In view of Jesus’ larger project, the fact that this episode occurs around the time of the Passover celebration gains new significance. Just as God performed a sign to deliver the Israelites from oppression in Egypt (Exodus 11-12), so Jesus would deliver the oppressed as the one acting on the Father’s behalf.
Expressing Jesus’ vocation as an extension of God’s saving work, Wright adds, “As a part of [Jesus’] human vocation tested in confrontation and implemented in action, he believed he had to do and be, for Israel and the world, that which according to Scripture only God could do and be.”
In response to Jesus’ outrage, the temple insiders respond with a challenge, which Jesus readily accepts:
18 The Jews then said to him, “What sign can you show us for doing this?” 19 Jesus answered them, “Destroy this temple, and in three days I will raise it up.” 20 The Jews then said, “This temple has been under construction for forty-six years, and will you raise it up in three days?” 21 But he was speaking of the temple of his body. 22 After he was raised from the dead, his disciples remembered that he had said this; and they believed the scripture and the word that Jesus had spoken.
The temple insiders miss the metaphor that, as John informs us, a new group of insiders will later grasp. Commenting on this irony, New Testament scholar Jerome Neyrey says, “[Jesus’] opponents misunderstand him to mean the physical temple, thus proving themselves to be outsiders who take his words literally.”
Again, Jesus’ action brings good news for those on the outside.
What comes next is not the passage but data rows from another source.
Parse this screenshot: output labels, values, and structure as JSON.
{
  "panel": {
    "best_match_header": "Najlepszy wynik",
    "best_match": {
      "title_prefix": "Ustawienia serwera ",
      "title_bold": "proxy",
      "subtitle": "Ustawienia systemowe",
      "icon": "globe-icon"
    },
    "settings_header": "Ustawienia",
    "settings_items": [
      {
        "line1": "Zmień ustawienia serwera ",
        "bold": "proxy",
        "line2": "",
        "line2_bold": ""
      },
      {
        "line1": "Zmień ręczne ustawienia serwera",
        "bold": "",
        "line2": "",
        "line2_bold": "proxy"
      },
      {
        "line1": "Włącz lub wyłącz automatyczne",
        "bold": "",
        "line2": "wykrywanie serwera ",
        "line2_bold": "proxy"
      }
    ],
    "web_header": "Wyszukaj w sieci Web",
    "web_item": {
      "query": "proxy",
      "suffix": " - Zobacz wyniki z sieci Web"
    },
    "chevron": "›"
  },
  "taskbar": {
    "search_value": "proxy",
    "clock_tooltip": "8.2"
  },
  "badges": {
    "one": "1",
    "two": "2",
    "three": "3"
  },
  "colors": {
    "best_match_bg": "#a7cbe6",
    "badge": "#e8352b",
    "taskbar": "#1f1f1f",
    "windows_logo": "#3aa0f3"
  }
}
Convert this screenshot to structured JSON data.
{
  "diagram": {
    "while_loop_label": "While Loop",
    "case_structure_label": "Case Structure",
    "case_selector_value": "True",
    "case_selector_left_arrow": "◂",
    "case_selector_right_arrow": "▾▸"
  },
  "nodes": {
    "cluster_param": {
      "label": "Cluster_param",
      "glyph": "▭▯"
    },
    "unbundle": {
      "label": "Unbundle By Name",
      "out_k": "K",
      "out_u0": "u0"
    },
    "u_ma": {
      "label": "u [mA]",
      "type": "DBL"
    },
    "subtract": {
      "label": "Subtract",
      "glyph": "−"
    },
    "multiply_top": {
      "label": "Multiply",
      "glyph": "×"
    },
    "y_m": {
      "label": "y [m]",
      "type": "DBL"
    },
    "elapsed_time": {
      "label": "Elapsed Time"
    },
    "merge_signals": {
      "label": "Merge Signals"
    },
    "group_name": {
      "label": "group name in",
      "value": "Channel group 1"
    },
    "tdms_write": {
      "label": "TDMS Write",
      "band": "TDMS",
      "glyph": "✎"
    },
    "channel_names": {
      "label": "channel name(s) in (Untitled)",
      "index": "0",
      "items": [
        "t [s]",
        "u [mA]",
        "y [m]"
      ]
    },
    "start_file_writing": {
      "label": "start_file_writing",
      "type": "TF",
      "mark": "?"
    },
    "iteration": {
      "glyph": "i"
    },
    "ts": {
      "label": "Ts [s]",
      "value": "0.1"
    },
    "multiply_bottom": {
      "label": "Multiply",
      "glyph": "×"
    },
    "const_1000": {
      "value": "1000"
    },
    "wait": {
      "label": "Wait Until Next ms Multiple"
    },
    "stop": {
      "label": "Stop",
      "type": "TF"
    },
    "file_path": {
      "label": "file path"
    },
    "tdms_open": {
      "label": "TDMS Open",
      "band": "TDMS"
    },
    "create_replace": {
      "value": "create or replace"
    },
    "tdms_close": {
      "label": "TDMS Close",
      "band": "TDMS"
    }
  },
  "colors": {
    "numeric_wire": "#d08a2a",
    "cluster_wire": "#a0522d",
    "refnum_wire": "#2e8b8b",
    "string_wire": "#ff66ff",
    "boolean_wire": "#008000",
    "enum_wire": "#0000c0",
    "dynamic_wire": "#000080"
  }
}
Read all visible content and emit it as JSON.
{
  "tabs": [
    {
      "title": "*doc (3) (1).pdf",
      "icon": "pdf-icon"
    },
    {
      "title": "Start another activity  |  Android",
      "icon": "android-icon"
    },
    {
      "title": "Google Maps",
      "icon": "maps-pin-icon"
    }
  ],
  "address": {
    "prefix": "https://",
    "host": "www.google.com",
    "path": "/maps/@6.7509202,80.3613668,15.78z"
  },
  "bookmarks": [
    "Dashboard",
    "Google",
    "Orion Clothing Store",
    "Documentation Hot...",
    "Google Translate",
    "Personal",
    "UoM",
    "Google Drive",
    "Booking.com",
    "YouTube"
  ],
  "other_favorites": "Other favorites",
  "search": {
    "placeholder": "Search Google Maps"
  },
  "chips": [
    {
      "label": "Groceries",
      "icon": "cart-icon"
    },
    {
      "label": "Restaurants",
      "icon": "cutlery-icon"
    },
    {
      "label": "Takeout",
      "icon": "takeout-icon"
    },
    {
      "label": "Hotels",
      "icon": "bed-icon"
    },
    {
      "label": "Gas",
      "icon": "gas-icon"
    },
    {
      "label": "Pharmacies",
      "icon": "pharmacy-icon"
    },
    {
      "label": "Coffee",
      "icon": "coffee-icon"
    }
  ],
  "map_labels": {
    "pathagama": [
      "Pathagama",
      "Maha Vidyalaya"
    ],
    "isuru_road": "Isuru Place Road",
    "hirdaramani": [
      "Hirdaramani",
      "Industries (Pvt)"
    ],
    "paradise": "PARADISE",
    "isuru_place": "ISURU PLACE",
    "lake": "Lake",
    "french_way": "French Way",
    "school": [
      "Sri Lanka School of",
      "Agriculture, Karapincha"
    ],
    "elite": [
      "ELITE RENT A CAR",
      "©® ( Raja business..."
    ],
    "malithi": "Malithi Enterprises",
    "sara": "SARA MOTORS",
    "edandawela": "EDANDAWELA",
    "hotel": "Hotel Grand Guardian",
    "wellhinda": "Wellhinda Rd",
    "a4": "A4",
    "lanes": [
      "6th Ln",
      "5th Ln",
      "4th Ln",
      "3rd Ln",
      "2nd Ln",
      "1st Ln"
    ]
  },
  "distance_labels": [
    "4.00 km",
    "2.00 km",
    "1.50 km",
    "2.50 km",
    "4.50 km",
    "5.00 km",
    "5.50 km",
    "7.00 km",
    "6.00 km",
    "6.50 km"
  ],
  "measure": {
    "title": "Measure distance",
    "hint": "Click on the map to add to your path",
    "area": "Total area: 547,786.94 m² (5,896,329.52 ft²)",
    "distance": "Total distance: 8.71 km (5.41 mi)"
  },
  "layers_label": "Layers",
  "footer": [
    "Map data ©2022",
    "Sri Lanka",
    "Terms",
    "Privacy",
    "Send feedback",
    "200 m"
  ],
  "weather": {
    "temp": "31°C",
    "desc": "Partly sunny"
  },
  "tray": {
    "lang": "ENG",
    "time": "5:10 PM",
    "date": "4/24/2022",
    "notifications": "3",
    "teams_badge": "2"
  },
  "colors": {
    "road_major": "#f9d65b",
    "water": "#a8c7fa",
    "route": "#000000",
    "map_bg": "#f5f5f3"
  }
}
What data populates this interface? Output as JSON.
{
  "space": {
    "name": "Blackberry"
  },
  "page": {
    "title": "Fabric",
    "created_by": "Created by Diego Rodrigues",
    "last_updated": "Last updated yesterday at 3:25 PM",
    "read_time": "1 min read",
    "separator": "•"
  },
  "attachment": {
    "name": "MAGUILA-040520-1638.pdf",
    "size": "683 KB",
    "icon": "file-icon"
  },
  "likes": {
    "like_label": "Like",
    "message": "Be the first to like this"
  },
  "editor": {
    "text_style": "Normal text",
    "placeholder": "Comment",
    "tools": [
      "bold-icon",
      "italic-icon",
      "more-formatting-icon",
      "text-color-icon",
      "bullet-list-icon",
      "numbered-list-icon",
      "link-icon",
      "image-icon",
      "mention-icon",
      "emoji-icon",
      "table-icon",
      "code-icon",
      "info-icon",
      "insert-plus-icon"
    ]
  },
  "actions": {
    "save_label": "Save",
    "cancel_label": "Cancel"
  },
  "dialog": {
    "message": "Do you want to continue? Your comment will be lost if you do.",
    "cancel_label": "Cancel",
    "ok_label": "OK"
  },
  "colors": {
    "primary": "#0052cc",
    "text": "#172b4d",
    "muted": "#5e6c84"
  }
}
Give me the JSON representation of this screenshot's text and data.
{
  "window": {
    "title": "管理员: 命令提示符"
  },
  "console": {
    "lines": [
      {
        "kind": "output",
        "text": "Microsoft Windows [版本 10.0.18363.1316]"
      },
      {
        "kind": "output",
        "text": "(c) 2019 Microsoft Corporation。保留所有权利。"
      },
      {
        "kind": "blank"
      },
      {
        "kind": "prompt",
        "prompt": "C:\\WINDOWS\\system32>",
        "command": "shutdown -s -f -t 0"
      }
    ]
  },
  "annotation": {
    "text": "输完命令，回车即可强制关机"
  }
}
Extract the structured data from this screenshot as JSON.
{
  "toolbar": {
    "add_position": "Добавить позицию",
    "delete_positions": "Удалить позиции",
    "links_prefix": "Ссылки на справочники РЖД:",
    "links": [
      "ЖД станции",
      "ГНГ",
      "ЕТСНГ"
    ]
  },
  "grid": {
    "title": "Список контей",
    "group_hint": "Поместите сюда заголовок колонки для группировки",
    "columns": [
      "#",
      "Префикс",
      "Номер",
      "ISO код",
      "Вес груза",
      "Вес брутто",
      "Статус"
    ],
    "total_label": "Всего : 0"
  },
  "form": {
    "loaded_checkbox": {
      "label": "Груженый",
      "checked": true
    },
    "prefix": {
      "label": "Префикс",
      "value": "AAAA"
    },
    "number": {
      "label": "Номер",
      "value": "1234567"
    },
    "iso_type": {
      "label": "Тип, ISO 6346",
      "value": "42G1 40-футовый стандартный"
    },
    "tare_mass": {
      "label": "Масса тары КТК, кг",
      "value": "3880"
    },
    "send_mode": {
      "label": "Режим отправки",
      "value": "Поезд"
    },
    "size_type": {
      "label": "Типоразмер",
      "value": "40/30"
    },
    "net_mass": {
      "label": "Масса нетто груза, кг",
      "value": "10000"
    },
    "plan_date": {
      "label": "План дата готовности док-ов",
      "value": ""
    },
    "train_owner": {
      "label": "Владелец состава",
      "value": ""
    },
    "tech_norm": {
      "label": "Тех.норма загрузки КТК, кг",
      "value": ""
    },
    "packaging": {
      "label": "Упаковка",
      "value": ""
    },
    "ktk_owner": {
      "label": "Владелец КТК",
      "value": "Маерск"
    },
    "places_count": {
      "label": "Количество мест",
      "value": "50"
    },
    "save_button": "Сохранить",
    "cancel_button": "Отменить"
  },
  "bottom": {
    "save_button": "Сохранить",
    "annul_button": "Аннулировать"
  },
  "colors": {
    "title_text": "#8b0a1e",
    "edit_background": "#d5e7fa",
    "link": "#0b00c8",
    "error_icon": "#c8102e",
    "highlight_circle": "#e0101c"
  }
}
Neyrey remarks, “The audience learns that the ‘body’ of the risen Jesus is its new temple, which is not located in Jerusalem or any other fixed geographical place.” Using symbolic language, Jesus announces that his vocation involves the breaking down of boundaries. Through his coming death and resurrection, the benefits traditionally reserved for the financially secure in close proximity to a fixed, sacred space are now available to everyone, everywhere.
Through the risen Christ, the experience of the sacred that occurs in the temple is not rendered irrelevant, but it is radically defined, thrown open, and newly embodied.